Rehydrate your body. While exercising in hot weather you can easily lose up to a quart of water an hour. Drink water before, during and after exercising. Since your body can only absorb 8 ounces of cold water every 20 minutes, continue to drink fluids even after you no longer feel thirsty. Sports drinks are not necessary and may actually absorb more slowly than plain water.
Avoid working out during peak hours. Very hot and humid weather hampers perspiration's ability to cool your body. Try exercising in the morning or evening to avoid the most intense weather.
Be open to new ideas. Try a new exercise or activity every two weeks, such as hiking, canoeing, rollerblading or biking. These activities will allow you easy access to water or rest.

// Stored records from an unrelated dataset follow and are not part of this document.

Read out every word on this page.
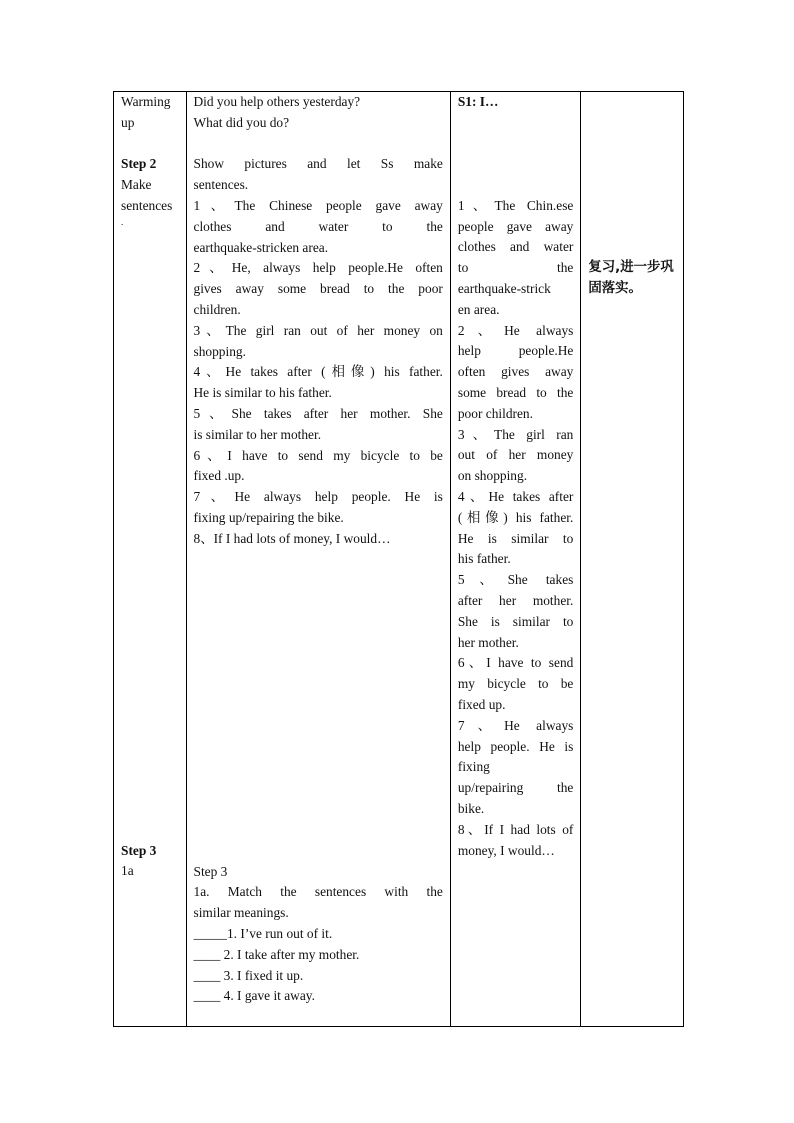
Warming
up
Step 2
Make
sentences
.
Step 3
1a

Did you help others yesterday?
What did you do?
Show pictures and let Ss make
sentences.
1、The Chinese people gave away
clothes and water to the
earthquake-stricken area.
2、He, always help people.He often
gives away some bread to the poor
children.
3、The girl ran out of her money on
shopping.
4、He takes after (相像) his father.
He is similar to his father.
5、She takes after her mother. She
is similar to her mother.
6、I have to send my bicycle to be
fixed .up.
7、He always help people. He is
fixing up/repairing the bike.
8、If I had lots of money, I would…
Step 3
1a. Match the sentences with the
similar meanings.
_____1. I’ve run out of it.
____ 2. I take after my mother.
____ 3. I fixed it up.
____ 4. I gave it away.

S1: I…
1、The Chin.ese
people gave away
clothes and water
to the
earthquake-strick
en area.
2、He always
help people.He
often gives away
some bread to the
poor children.
3、The girl ran
out of her money
on shopping.
4、He takes after
(相像) his father.
He is similar to
his father.
5、She takes
after her mother.
She is similar to
her mother.
6、I have to send
my bicycle to be
fixed up.
7、He always
help people. He is
fixing
up/repairing the
bike.
8、If I had lots of
money, I would…

复习,进一步巩
固落实。
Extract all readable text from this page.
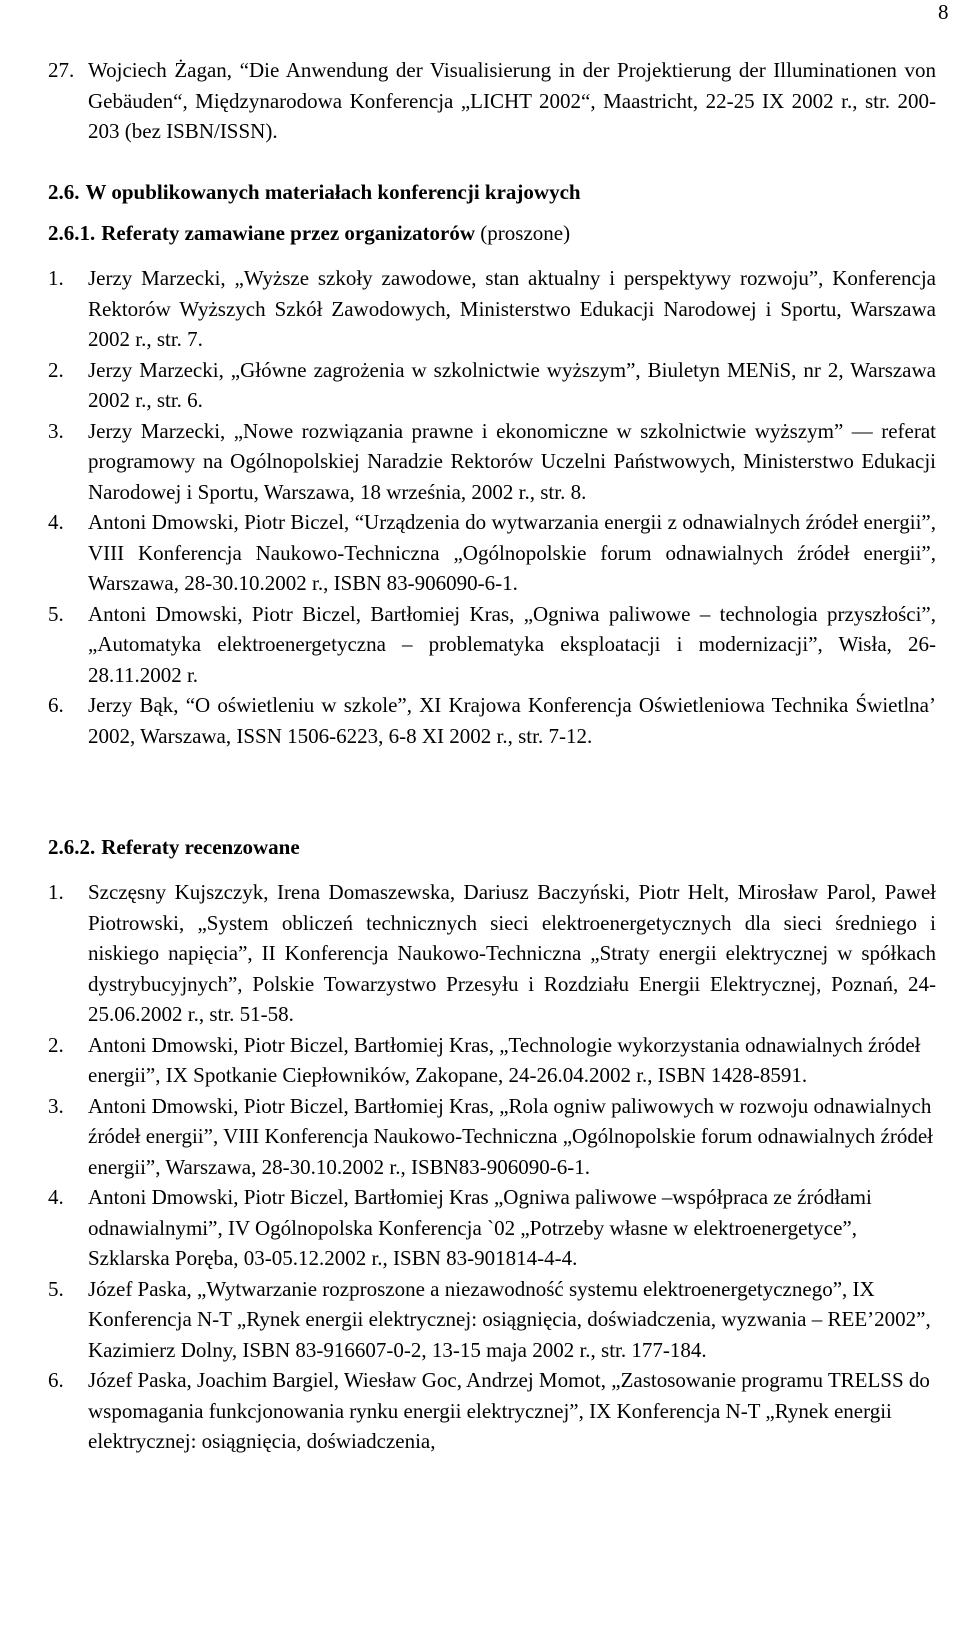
8
27. Wojciech Żagan, “Die Anwendung der Visualisierung in der Projektierung der Illuminationen von Gebäuden“, Międzynarodowa Konferencja „LICHT 2002“, Maastricht, 22-25 IX 2002 r., str. 200-203 (bez ISBN/ISSN).
2.6. W opublikowanych materiałach konferencji krajowych
2.6.1. Referaty zamawiane przez organizatorów (proszone)
1. Jerzy Marzecki, „Wyższe szkoły zawodowe, stan aktualny i perspektywy rozwoju”, Konferencja Rektorów Wyższych Szkół Zawodowych, Ministerstwo Edukacji Narodowej i Sportu, Warszawa 2002 r., str. 7.
2. Jerzy Marzecki, „Główne zagrożenia w szkolnictwie wyższym”, Biuletyn MENiS, nr 2, Warszawa 2002 r., str. 6.
3. Jerzy Marzecki, „Nowe rozwiązania prawne i ekonomiczne w szkolnictwie wyższym” — referat programowy na Ogólnopolskiej Naradzie Rektorów Uczelni Państwowych, Ministerstwo Edukacji Narodowej i Sportu, Warszawa, 18 września, 2002 r., str. 8.
4. Antoni Dmowski, Piotr Biczel, “Urządzenia do wytwarzania energii z odnawialnych źródeł energii”, VIII Konferencja Naukowo-Techniczna „Ogólnopolskie forum odnawialnych źródeł energii”, Warszawa, 28-30.10.2002 r., ISBN 83-906090-6-1.
5. Antoni Dmowski, Piotr Biczel, Bartłomiej Kras, „Ogniwa paliwowe – technologia przyszłości”, „Automatyka elektroenergetyczna – problematyka eksploatacji i modernizacji”, Wisła, 26-28.11.2002 r.
6. Jerzy Bąk, “O oświetleniu w szkole”, XI Krajowa Konferencja Oświetleniowa Technika Świetlna’ 2002, Warszawa, ISSN 1506-6223, 6-8 XI 2002 r., str. 7-12.
2.6.2. Referaty recenzowane
1. Szczęsny Kujszczyk, Irena Domaszewska, Dariusz Baczyński, Piotr Helt, Mirosław Parol, Paweł Piotrowski, „System obliczeń technicznych sieci elektroenergetycznych dla sieci średniego i niskiego napięcia”, II Konferencja Naukowo-Techniczna „Straty energii elektrycznej w spółkach dystrybucyjnych”, Polskie Towarzystwo Przesyłu i Rozdziału Energii Elektrycznej, Poznań, 24-25.06.2002 r., str. 51-58.
2. Antoni Dmowski, Piotr Biczel, Bartłomiej Kras, „Technologie wykorzystania odnawialnych źródeł energii”, IX Spotkanie Ciepłowników, Zakopane, 24-26.04.2002 r., ISBN 1428-8591.
3. Antoni Dmowski, Piotr Biczel, Bartłomiej Kras, „Rola ogniw paliwowych w rozwoju odnawialnych źródeł energii”, VIII Konferencja Naukowo-Techniczna „Ogólnopolskie forum odnawialnych źródeł energii”, Warszawa, 28-30.10.2002 r., ISBN83-906090-6-1.
4. Antoni Dmowski, Piotr Biczel, Bartłomiej Kras „Ogniwa paliwowe –współpraca ze źródłami odnawialnymi”, IV Ogólnopolska Konferencja `02 „Potrzeby własne w elektroenergetyce”, Szklarska Poręba, 03-05.12.2002 r., ISBN 83-901814-4-4.
5. Józef Paska, „Wytwarzanie rozproszone a niezawodność systemu elektroenergetycznego”, IX Konferencja N-T „Rynek energii elektrycznej: osiągnięcia, doświadczenia, wyzwania – REE’2002”, Kazimierz Dolny, ISBN 83-916607-0-2, 13-15 maja 2002 r., str. 177-184.
6. Józef Paska, Joachim Bargiel, Wiesław Goc, Andrzej Momot, „Zastosowanie programu TRELSS do wspomagania funkcjonowania rynku energii elektrycznej”, IX Konferencja N-T „Rynek energii elektrycznej: osiągnięcia, doświadczenia,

Cool off in the water. Swimming is an excellent way to exercise during the summer months. Performing strokes such as the backstroke or doggie paddle at the shallow or deep end of the pool still counts as aerobic exercise.

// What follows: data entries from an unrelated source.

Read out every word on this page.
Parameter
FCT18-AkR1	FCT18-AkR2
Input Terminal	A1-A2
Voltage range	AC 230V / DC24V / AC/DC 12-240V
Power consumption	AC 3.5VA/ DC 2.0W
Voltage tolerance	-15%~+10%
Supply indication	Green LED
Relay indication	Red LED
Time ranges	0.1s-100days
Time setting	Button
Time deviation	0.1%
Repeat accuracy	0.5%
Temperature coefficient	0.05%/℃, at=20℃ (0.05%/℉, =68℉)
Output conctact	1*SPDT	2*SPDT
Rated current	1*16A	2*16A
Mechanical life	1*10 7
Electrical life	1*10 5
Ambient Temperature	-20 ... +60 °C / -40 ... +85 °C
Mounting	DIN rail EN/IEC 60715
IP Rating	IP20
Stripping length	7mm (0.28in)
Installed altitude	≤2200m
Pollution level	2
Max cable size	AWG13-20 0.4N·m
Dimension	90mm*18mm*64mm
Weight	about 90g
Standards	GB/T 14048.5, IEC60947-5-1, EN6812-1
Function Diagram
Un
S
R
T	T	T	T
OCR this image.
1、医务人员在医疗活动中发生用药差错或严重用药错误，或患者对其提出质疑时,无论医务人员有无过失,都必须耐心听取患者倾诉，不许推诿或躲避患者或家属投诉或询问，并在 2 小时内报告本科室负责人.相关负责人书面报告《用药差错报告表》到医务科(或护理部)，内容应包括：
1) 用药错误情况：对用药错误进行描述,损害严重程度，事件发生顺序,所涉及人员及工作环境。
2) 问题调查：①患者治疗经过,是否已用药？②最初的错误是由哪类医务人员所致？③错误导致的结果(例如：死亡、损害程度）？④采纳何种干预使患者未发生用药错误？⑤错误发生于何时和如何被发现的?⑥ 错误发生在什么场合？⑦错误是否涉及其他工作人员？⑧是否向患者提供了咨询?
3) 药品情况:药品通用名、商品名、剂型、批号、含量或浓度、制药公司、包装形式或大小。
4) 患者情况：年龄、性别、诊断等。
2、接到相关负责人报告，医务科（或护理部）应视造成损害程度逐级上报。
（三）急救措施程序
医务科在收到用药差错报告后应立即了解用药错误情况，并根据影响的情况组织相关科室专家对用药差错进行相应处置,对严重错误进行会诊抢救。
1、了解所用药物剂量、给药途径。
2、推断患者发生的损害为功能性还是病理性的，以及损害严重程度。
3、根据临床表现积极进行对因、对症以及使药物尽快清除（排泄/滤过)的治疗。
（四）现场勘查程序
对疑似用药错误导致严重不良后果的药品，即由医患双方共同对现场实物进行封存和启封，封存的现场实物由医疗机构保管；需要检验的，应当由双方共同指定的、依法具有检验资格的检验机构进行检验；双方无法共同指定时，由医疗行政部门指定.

Choose the appropriate clothing. Wear loose-fitting, light-colored and synthetic clothing that is designed to improve air circulation around your body and wick sweat away from your skin.
Avoiding Heat-Related Illnesses
When it comes to staying safe in the heat, prevention is key. These tips can help you prevent heat-related illness:
Wear lightweight, light-colored and loose-fitting clothing and a wide-brimmed hat.
Use a sunscreen with SPF15 or higher.
Drink extra fluids. The general recommendation to prevent dehydration is to drink at least eight glasses of water, fruit or vegetable juice per day. During times of extreme heat and humidity, it may be advisable to substitute an electrolyte-rich sports drink for water during strenuous activity.
Avoid caffeinated and alcoholic drinks. These don’t hydrate your body as effectively as water or juice.
Take breaks from the heat to cool off and hydrate.